Susi mencari keberadaan suaminya yang tidak hadir di rapat sore ini, ia bahkan tidak mengangkat telpon yang semakin membuat wanita itu khawatir. Winda yang duduk paling dekat dengan Susi pun hanya bisa menatap pasrah wajah istri bosnya tersebut, lagi pula tumben sekali bos mereka tidak hadir rapat penting seperti sekarang. Yang mereka tidak sadari adalah sosok lainnya juga tidak hadir di ruangan itu tapi itu tidak menjadi fokus mereka, berkali-kali Susi menekan nomor Ari menghubungi pria itu berharap akan di jawab tapi hasilnya nihil.

"Mbak sus, pak bos emang gak mungkin nyasar kan? Ini perusahaan milik dia loh, masa iya nyasar sih". Ujar Winda yang duduk paling dekat dengan Susi, berbisik pelan membuat Rani ikut mendengarkan.

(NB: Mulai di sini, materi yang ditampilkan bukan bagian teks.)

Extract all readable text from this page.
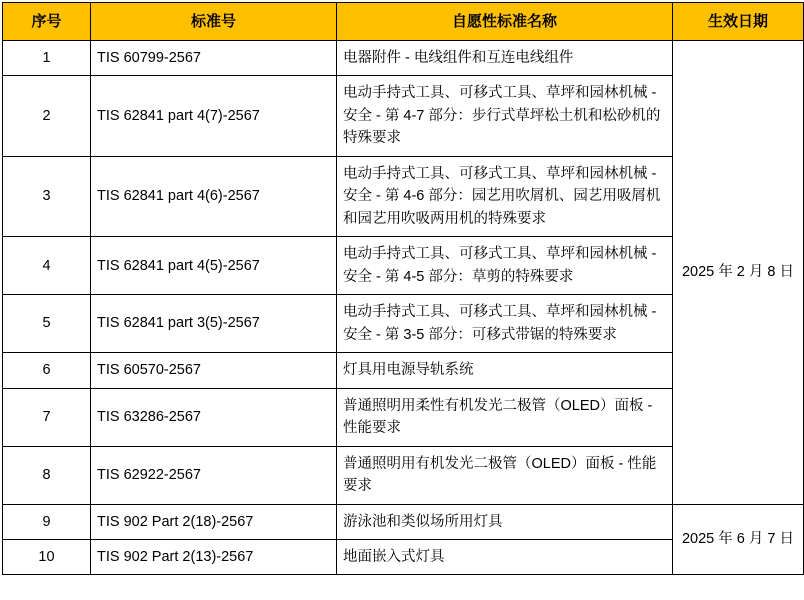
序号	标准号	自愿性标准名称	生效日期
1	TIS 60799-2567	电器附件 - 电线组件和互连电线组件	2025 年 2 月 8 日
2	TIS 62841 part 4(7)-2567	电动手持式工具、可移式工具、草坪和园林机械 - 安全 - 第 4-7 部分：步行式草坪松土机和松砂机的特殊要求	
3	TIS 62841 part 4(6)-2567	电动手持式工具、可移式工具、草坪和园林机械 - 安全 - 第 4-6 部分：园艺用吹屑机、园艺用吸屑机和园艺用吹吸两用机的特殊要求	
4	TIS 62841 part 4(5)-2567	电动手持式工具、可移式工具、草坪和园林机械 - 安全 - 第 4-5 部分：草剪的特殊要求	
5	TIS 62841 part 3(5)-2567	电动手持式工具、可移式工具、草坪和园林机械 - 安全 - 第 3-5 部分：可移式带锯的特殊要求	
6	TIS 60570-2567	灯具用电源导轨系统	
7	TIS 63286-2567	普通照明用柔性有机发光二极管（OLED）面板 - 性能要求	
8	TIS 62922-2567	普通照明用有机发光二极管（OLED）面板 - 性能要求	
9	TIS 902 Part 2(18)-2567	游泳池和类似场所用灯具	2025 年 6 月 7 日
10	TIS 902 Part 2(13)-2567	地面嵌入式灯具	
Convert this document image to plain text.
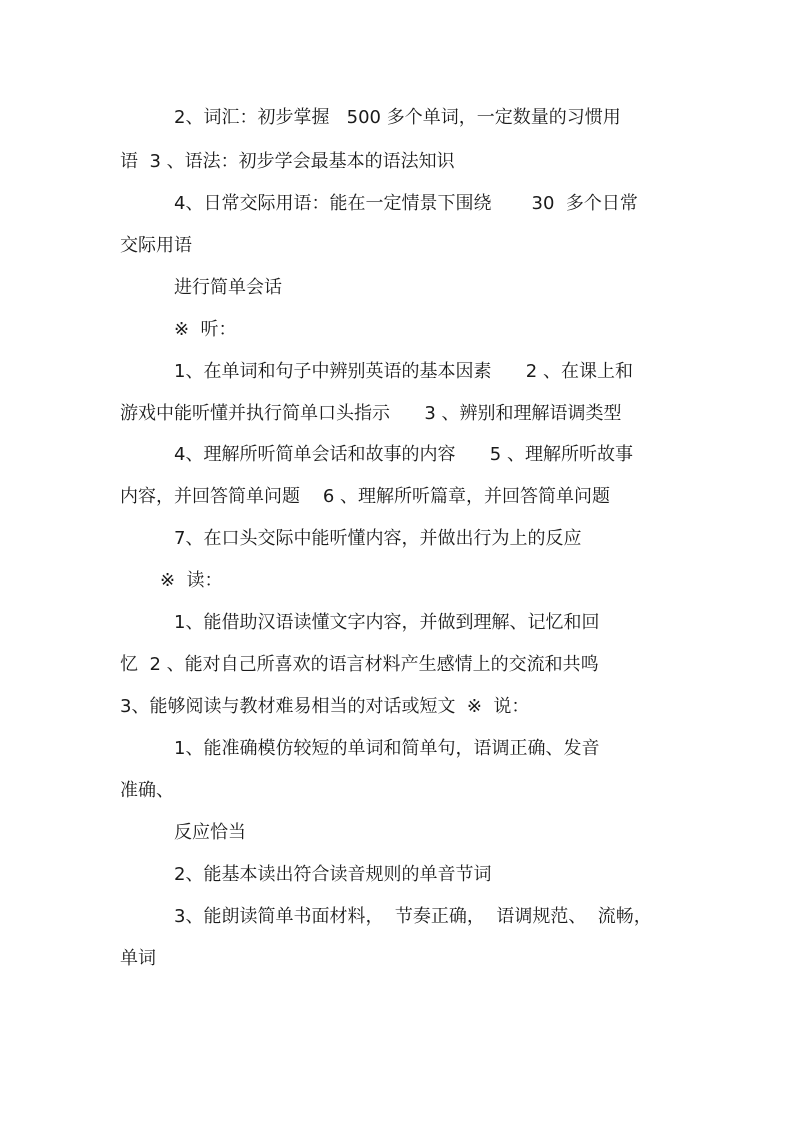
2、词汇：初步掌握   500 多个单词，一定数量的习惯用
语  3 、语法：初步学会最基本的语法知识
4、日常交际用语：能在一定情景下围绕       30  多个日常
交际用语
进行简单会话
※  听：
1、在单词和句子中辨别英语的基本因素      2 、在课上和
游戏中能听懂并执行简单口头指示      3 、辨别和理解语调类型
4、理解所听简单会话和故事的内容      5 、理解所听故事
内容，并回答简单问题    6 、理解所听篇章，并回答简单问题
7、在口头交际中能听懂内容，并做出行为上的反应
※  读：
1、能借助汉语读懂文字内容，并做到理解、记忆和回
忆  2 、能对自己所喜欢的语言材料产生感情上的交流和共鸣
3、能够阅读与教材难易相当的对话或短文  ※  说：
1、能准确模仿较短的单词和简单句，语调正确、发音
准确、
反应恰当
2、能基本读出符合读音规则的单音节词
3、能朗读简单书面材料，  节奏正确，  语调规范、  流畅，
单词
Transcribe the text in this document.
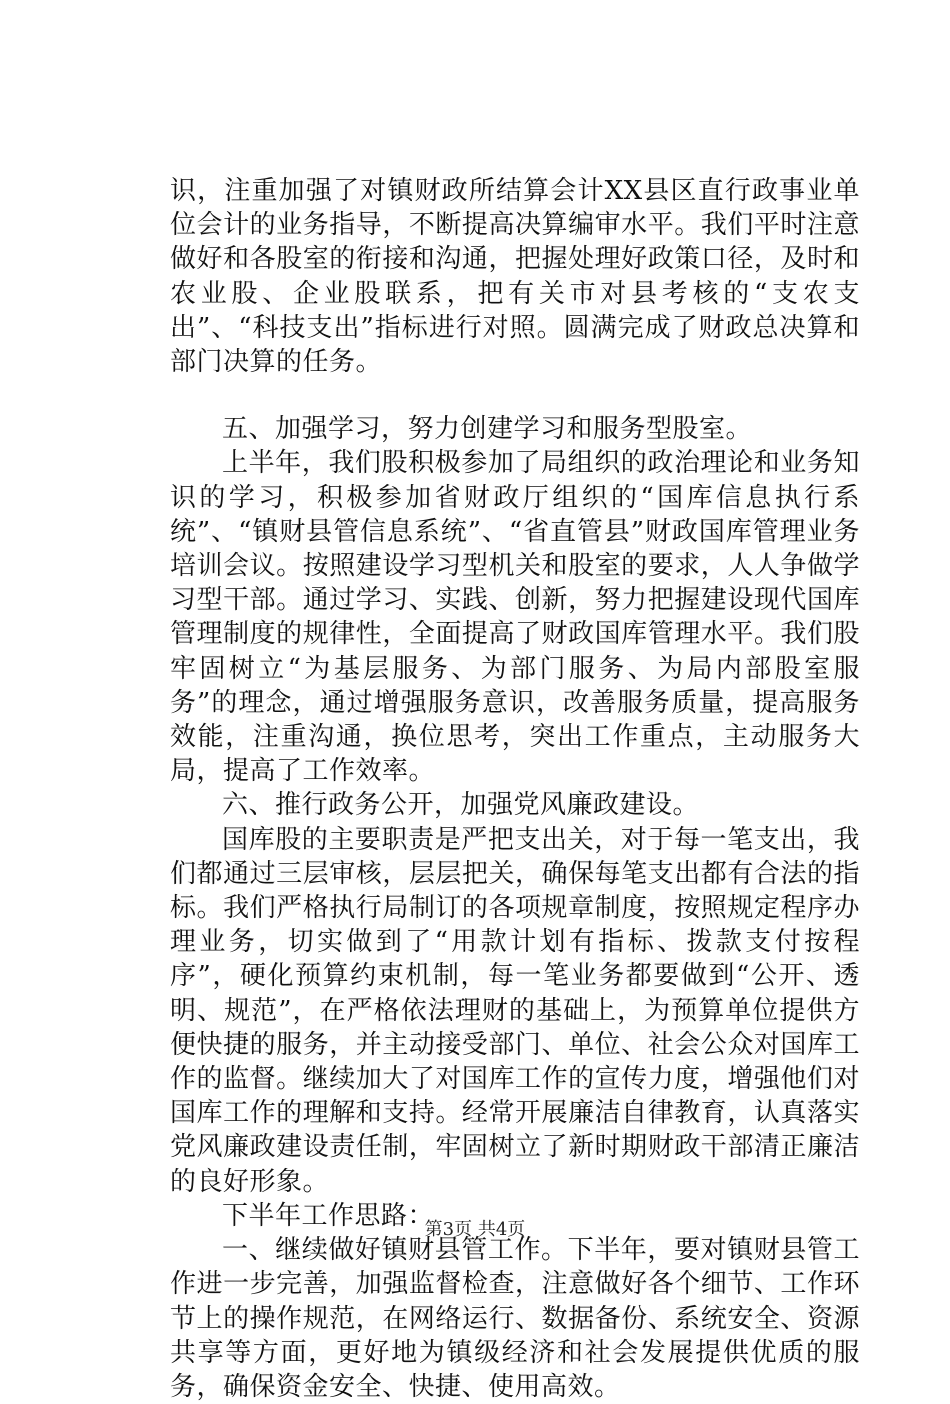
识，注重加强了对镇财政所结算会计XX县区直行政事业单位会计的业务指导，不断提高决算编审水平。我们平时注意做好和各股室的衔接和沟通，把握处理好政策口径，及时和农业股、企业股联系，把有关市对县考核的“支农支出”、“科技支出”指标进行对照。圆满完成了财政总决算和部门决算的任务。

五、加强学习，努力创建学习和服务型股室。

上半年，我们股积极参加了局组织的政治理论和业务知识的学习，积极参加省财政厅组织的“国库信息执行系统”、“镇财县管信息系统”、“省直管县”财政国库管理业务培训会议。按照建设学习型机关和股室的要求，人人争做学习型干部。通过学习、实践、创新，努力把握建设现代国库管理制度的规律性，全面提高了财政国库管理水平。我们股牢固树立“为基层服务、为部门服务、为局内部股室服务”的理念，通过增强服务意识，改善服务质量，提高服务效能，注重沟通，换位思考，突出工作重点，主动服务大局，提高了工作效率。

六、推行政务公开，加强党风廉政建设。

国库股的主要职责是严把支出关，对于每一笔支出，我们都通过三层审核，层层把关，确保每笔支出都有合法的指标。我们严格执行局制订的各项规章制度，按照规定程序办理业务，切实做到了“用款计划有指标、拨款支付按程序”，硬化预算约束机制，每一笔业务都要做到“公开、透明、规范”，在严格依法理财的基础上，为预算单位提供方便快捷的服务，并主动接受部门、单位、社会公众对国库工作的监督。继续加大了对国库工作的宣传力度，增强他们对国库工作的理解和支持。经常开展廉洁自律教育，认真落实党风廉政建设责任制，牢固树立了新时期财政干部清正廉洁的良好形象。

下半年工作思路：

一、继续做好镇财县管工作。下半年，要对镇财县管工作进一步完善，加强监督检查，注意做好各个细节、工作环节上的操作规范，在网络运行、数据备份、系统安全、资源共享等方面，更好地为镇级经济和社会发展提供优质的服务，确保资金安全、快捷、使用高效。

第3页 共4页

"Kayaknya pak bos di gondol wewe gombel dah mbak, masa iya nyasar. Gak lucu dia yang buat nih kantor, dia juga yang sesat". Susi menghela nafas berat karena Ari masih tidak menjawab telponnya, mengabaikan kedua sahabatnya yang saling menatap.

"Fin, lo yakin laki gue tadi gak ada diruangannya?" Tanya Susi memandang wajah Arifin yang sibuk mengetikkan sesuatu di laptop, dia menggeleng keras.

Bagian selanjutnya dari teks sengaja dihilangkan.